Damon was the man she’d thought Hamish would be, talented, fearless, ambitious and undefeated. She pressed her hand to his spread on the glass, aligning their fingers, not able to meet the spread of his palm, the end of his fingers, wishing she was brave enough to do this without the thick silicon between them.

He straightened up and moved away. “Let’s get this done.”

When he started up again, he had it together. But he called the pace. And suddenly she was aware she’d never really been in control. He knew his voice. He knew when he’d given a noisy read and when he needed to redo a sentence. He could’ve engineered himself. Requesting her made even less sense.

When he was satisfied with his last read, he simply pulled his earpiece out and packed his gear away. He came out into the control room and looked in her general direction. “I’ll see you Monday. Have a good weekend.”

His voice was flat. She might’ve been a cardboard box to him. She couldn’t let him go without apologising. “Damon.”

“Let’s just get this job finished, okay?”

“It was my fault.”

He rested a hand against the wall. “One goldfish is all you get out of me, Georgia.”
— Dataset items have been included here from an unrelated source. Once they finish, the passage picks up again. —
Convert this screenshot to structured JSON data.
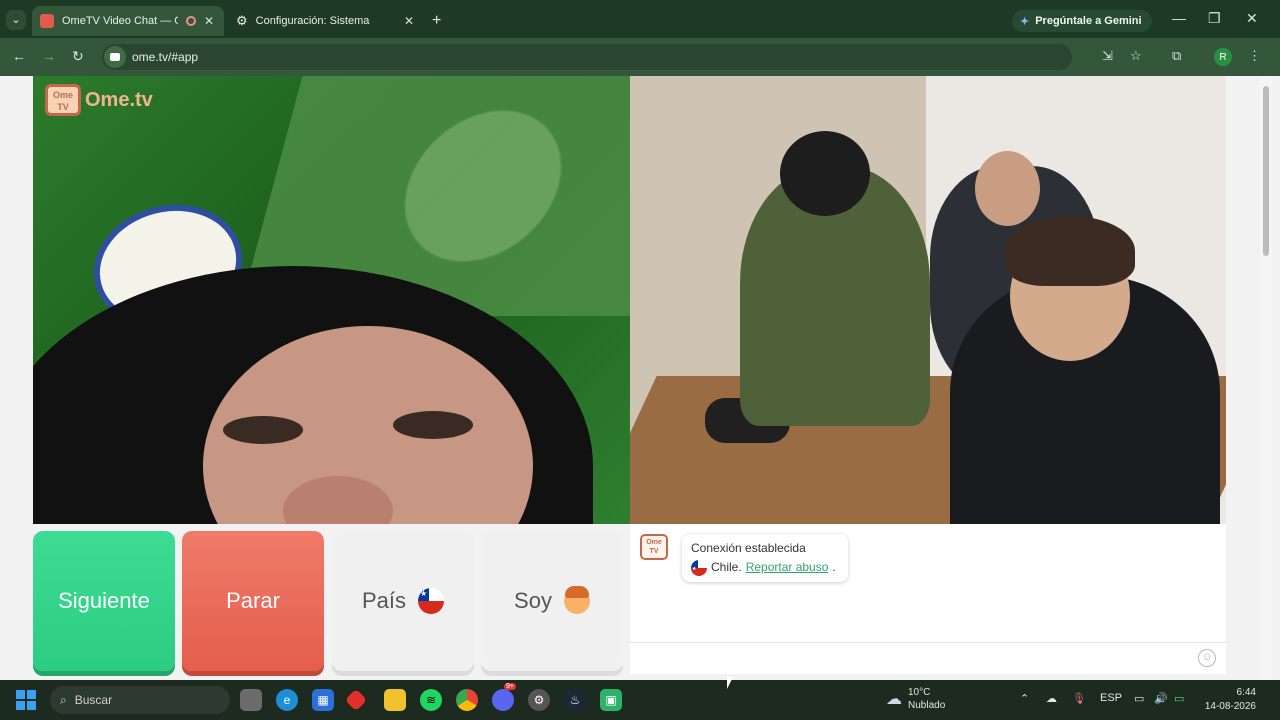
{
  "browser": {
    "tabs": [
      {
        "label": "OmeTV Video Chat — Ome",
        "active": true
      },
      {
        "label": "Configuración: Sistema",
        "active": false
      }
    ],
    "gemini_label": "Pregúntale a Gemini",
    "url": "ome.tv/#app",
    "profile_initial": "R"
  },
  "logo": {
    "box_text": "Ome TV",
    "text": "Ome.tv"
  },
  "controls": {
    "next_label": "Siguiente",
    "stop_label": "Parar",
    "country_label": "País",
    "gender_label": "Soy"
  },
  "chat": {
    "logo_text": "Ome TV",
    "status_message": "Conexión establecida",
    "country": "Chile.",
    "report_link": "Reportar abuso",
    "report_suffix": "."
  },
  "taskbar": {
    "search_placeholder": "Buscar",
    "weather_temp": "10°C",
    "weather_desc": "Nublado",
    "language": "ESP",
    "time": "6:44",
    "date": "14-08-2026",
    "discord_badge": "9+"
  },
  "colors": {
    "next": "#2ccc82",
    "stop": "#e45e4c",
    "link": "#2fa66b",
    "browser_frame": "#34573c"
  }
}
“I mean it was my fault he was hurt.”

“How was it your fault?”

“I don’t. I can’t.”

“Then what did you tell me for?” He felt for the handle of the door and let himself out.
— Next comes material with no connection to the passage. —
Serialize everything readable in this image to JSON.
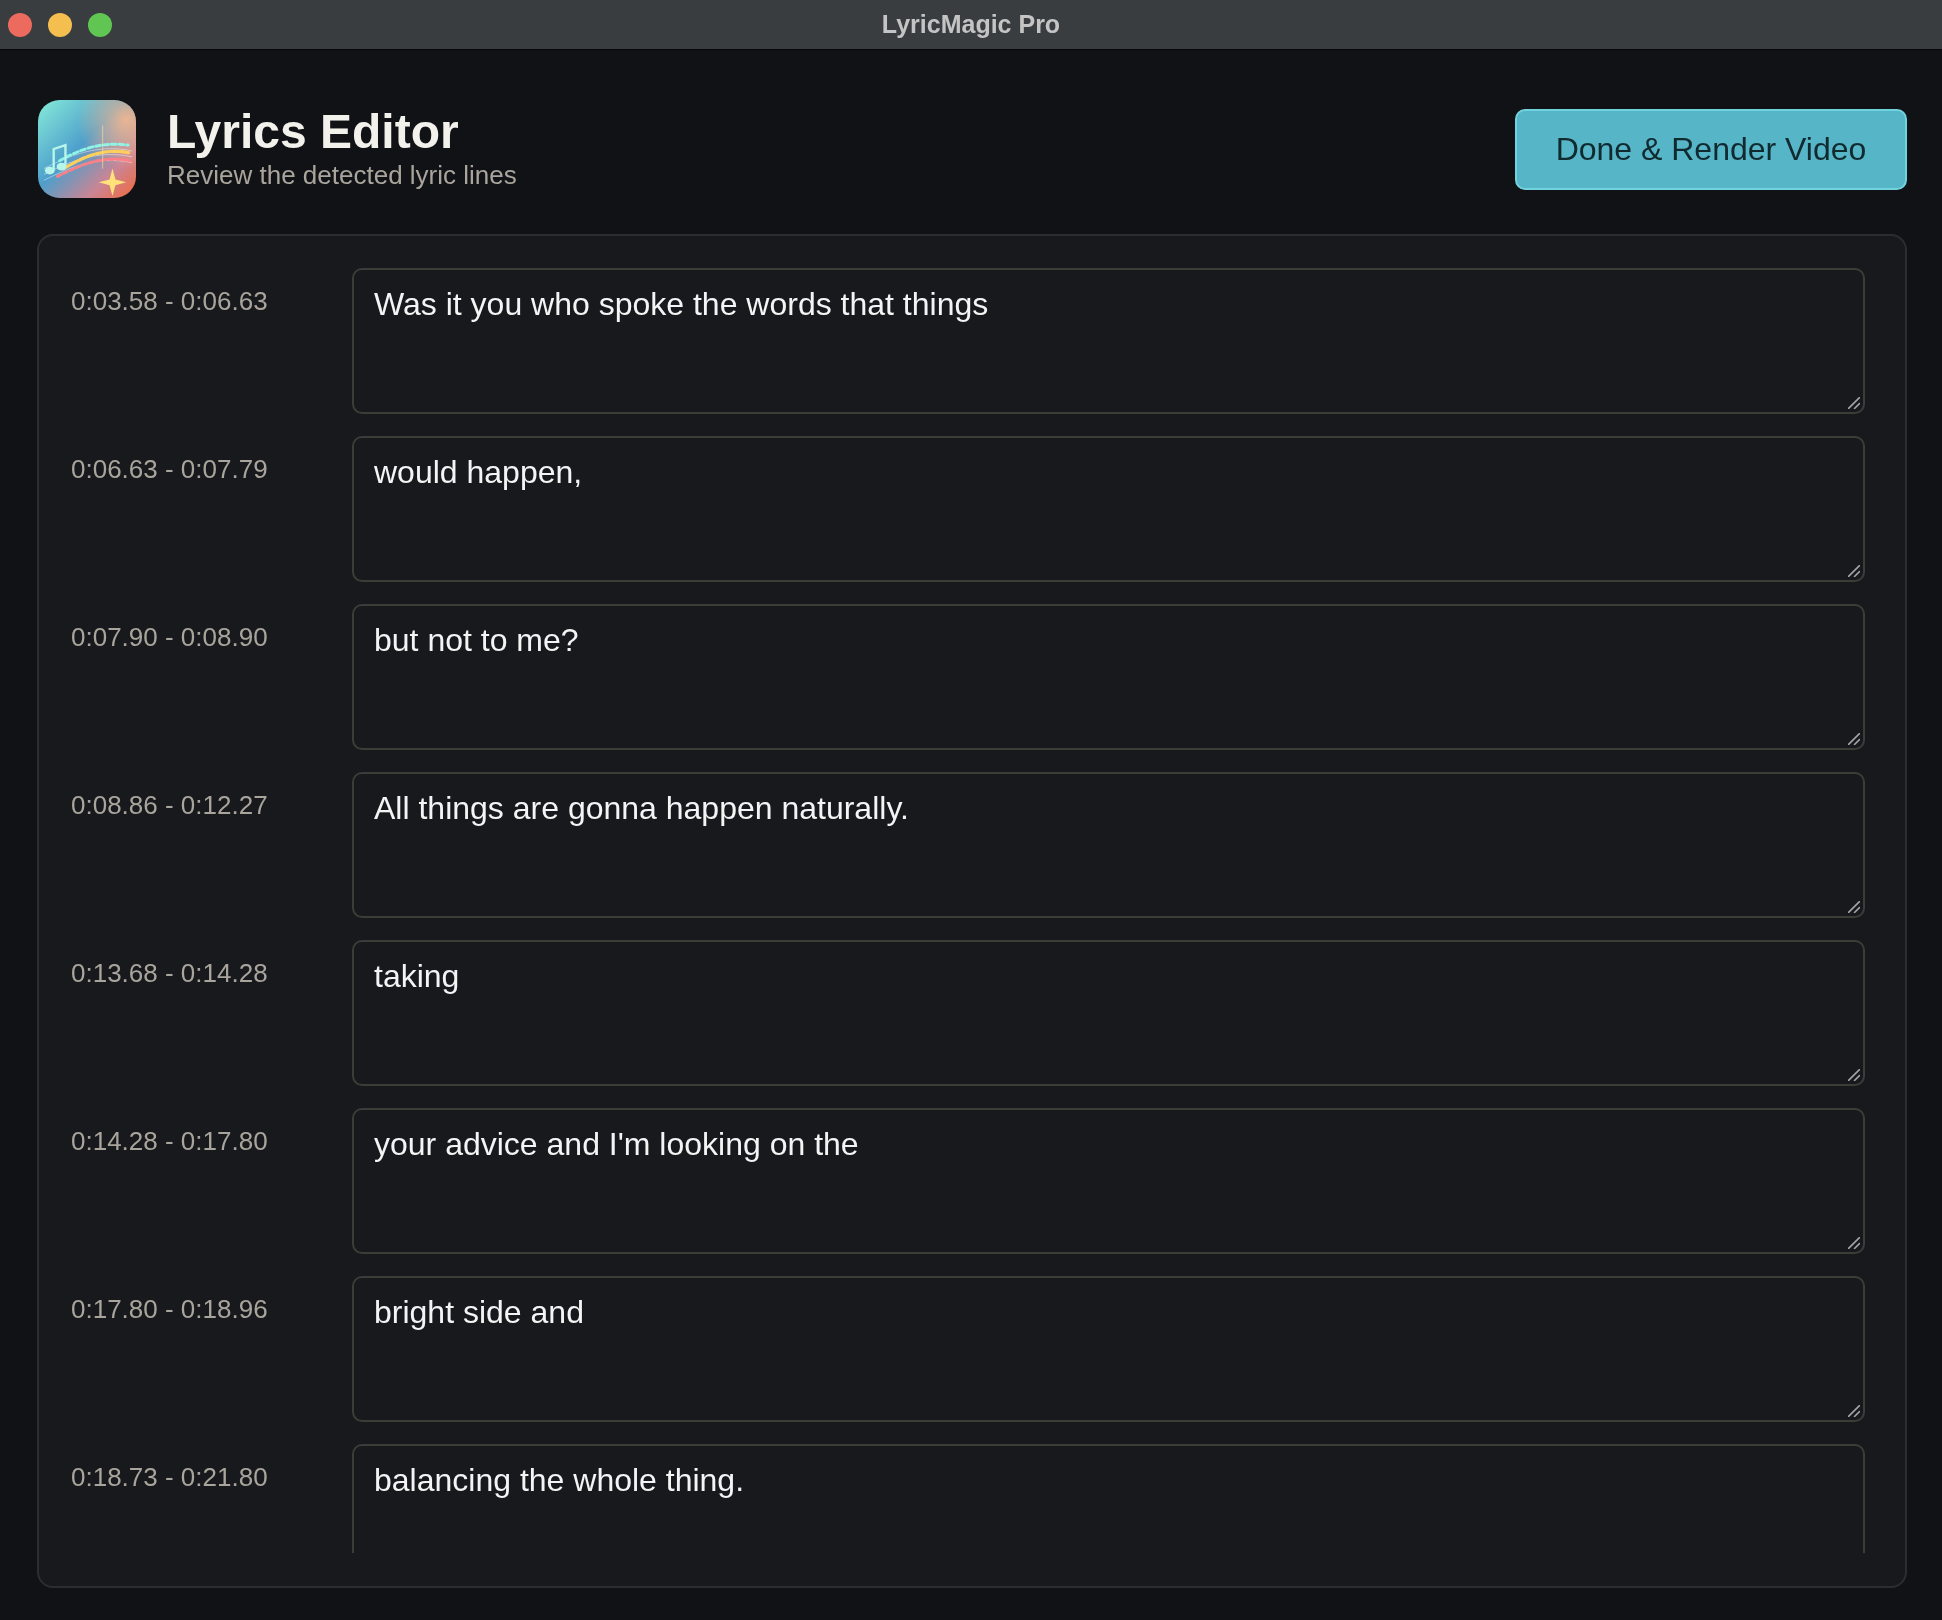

There was a problem with a recording in Studio A that afternoon and Trent asked if she’d stay behind to help redo the job overnight. It was a godsend. If she worked late she could go home exhausted, take a pill and stumble into bed, stay there the whole weekend and not think about how screwed up she was about Damon and about her new life in general. She needed help, but she’d not made any time to find a behavioural therapist to work this through with. That had to be her priority.

It was after midnight when she got back to the flat. Fluffy stirred when she switched on the light.
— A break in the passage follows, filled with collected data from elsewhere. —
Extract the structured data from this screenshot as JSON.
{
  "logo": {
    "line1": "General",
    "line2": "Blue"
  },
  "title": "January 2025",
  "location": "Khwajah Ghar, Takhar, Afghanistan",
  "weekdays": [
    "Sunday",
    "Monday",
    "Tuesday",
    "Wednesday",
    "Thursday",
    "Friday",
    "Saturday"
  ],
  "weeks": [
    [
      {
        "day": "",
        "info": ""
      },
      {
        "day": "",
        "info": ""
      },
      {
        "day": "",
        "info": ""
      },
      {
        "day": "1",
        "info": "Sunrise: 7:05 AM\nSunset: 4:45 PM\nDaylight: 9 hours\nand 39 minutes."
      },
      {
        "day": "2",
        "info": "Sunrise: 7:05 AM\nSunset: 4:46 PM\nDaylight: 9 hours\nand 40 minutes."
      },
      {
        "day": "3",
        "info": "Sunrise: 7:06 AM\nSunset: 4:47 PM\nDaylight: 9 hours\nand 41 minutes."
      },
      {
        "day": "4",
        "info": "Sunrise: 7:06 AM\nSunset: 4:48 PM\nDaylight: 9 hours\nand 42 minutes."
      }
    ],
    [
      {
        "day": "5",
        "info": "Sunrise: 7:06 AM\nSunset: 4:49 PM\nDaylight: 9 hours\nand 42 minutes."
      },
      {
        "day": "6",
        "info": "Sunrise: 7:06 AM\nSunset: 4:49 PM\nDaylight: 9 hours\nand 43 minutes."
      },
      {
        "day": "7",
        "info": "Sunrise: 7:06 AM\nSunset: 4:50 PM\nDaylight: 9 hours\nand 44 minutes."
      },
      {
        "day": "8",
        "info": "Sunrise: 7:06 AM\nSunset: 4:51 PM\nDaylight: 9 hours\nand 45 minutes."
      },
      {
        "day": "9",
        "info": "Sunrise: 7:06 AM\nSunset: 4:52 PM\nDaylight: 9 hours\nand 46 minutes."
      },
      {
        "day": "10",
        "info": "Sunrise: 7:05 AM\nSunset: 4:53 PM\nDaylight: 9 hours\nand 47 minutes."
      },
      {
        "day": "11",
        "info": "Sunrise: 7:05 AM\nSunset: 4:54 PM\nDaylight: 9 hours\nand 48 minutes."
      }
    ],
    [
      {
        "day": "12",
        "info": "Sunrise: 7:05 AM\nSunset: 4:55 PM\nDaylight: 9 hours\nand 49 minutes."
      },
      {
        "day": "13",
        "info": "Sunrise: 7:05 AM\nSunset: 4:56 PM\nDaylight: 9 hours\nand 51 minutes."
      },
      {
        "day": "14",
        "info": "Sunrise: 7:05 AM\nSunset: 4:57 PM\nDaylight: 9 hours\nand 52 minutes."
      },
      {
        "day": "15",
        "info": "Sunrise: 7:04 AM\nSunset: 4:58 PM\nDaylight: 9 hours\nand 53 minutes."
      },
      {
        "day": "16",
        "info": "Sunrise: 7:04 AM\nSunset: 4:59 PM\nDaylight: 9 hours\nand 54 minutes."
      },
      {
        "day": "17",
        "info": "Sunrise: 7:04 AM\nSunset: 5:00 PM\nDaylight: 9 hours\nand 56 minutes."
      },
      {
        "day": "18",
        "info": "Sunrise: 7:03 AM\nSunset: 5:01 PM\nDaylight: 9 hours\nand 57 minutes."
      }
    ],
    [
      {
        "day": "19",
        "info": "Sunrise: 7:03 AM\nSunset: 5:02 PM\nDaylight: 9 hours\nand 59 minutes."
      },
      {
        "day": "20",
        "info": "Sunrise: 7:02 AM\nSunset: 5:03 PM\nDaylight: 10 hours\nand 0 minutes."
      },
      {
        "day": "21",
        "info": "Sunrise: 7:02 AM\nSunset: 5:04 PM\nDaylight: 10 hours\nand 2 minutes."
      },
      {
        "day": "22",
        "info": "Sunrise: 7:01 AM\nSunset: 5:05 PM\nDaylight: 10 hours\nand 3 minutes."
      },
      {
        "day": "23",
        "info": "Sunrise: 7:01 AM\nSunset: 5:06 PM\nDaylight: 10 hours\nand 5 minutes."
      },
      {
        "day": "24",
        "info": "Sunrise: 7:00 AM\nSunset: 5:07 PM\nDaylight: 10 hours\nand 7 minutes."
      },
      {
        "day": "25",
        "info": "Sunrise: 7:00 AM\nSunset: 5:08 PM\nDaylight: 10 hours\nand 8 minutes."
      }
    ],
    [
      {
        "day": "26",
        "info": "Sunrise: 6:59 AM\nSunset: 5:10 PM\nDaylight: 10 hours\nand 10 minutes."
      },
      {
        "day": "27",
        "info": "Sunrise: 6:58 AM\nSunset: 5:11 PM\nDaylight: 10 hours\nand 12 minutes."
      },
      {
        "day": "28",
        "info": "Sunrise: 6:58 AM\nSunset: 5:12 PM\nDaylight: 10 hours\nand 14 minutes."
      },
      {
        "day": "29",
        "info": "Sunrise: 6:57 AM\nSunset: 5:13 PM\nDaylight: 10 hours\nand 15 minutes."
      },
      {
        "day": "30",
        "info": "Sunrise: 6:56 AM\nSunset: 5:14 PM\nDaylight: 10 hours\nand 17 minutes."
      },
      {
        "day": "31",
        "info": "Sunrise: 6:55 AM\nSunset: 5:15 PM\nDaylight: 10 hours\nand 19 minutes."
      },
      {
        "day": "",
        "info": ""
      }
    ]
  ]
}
“Hello fish. Did you have a good day?” She took a carton of milk from the fridge and drank directly from it. “I was horrible to Damon again. I don’t know how to stop him tying me up in knots. I don’t know how to tell him what freaks me out about him, or why he’d even be interested. He must think I’m psychotic.”

She took another slug of milk. It was probably true. Fluffy made fish lips and fanned her tail. She floated in space, watching Georgia with googly eyes. Georgia had no idea if Fluffy could see and recognise her, but Damon had a way of looking straight into her heart.

And he can’t have liked what he saw there because he went and hid under his bridge.

She didn’t take a pill. She slept because she had a new plan. In the morning she went to the medical centre to ask for a referral to a cognitive behavioural therapist. Talking to someone trained, to help her sort through her actions and fears, kept her functioning after Hamish’s injury, and it would help now. And the sooner she started the better.

She filled the rest of the day with cleaning the flat and in the early evening went for a walk. It took her past an old movie theatre, a street full of restaurants filling with patrons, and a bar advertising counter meals. Their steak sandwich sounded good. She could slip in there, sit quietly, eat and still make it to a movie.

She wasn’t the only one with that idea. She took the last barstool, tucked in the corner beside a couple too engrossed in each other to notice her. The bar was the right amount of busy and noisy for a single person to hide out in. It took a while to catch the bearded barman’s eye.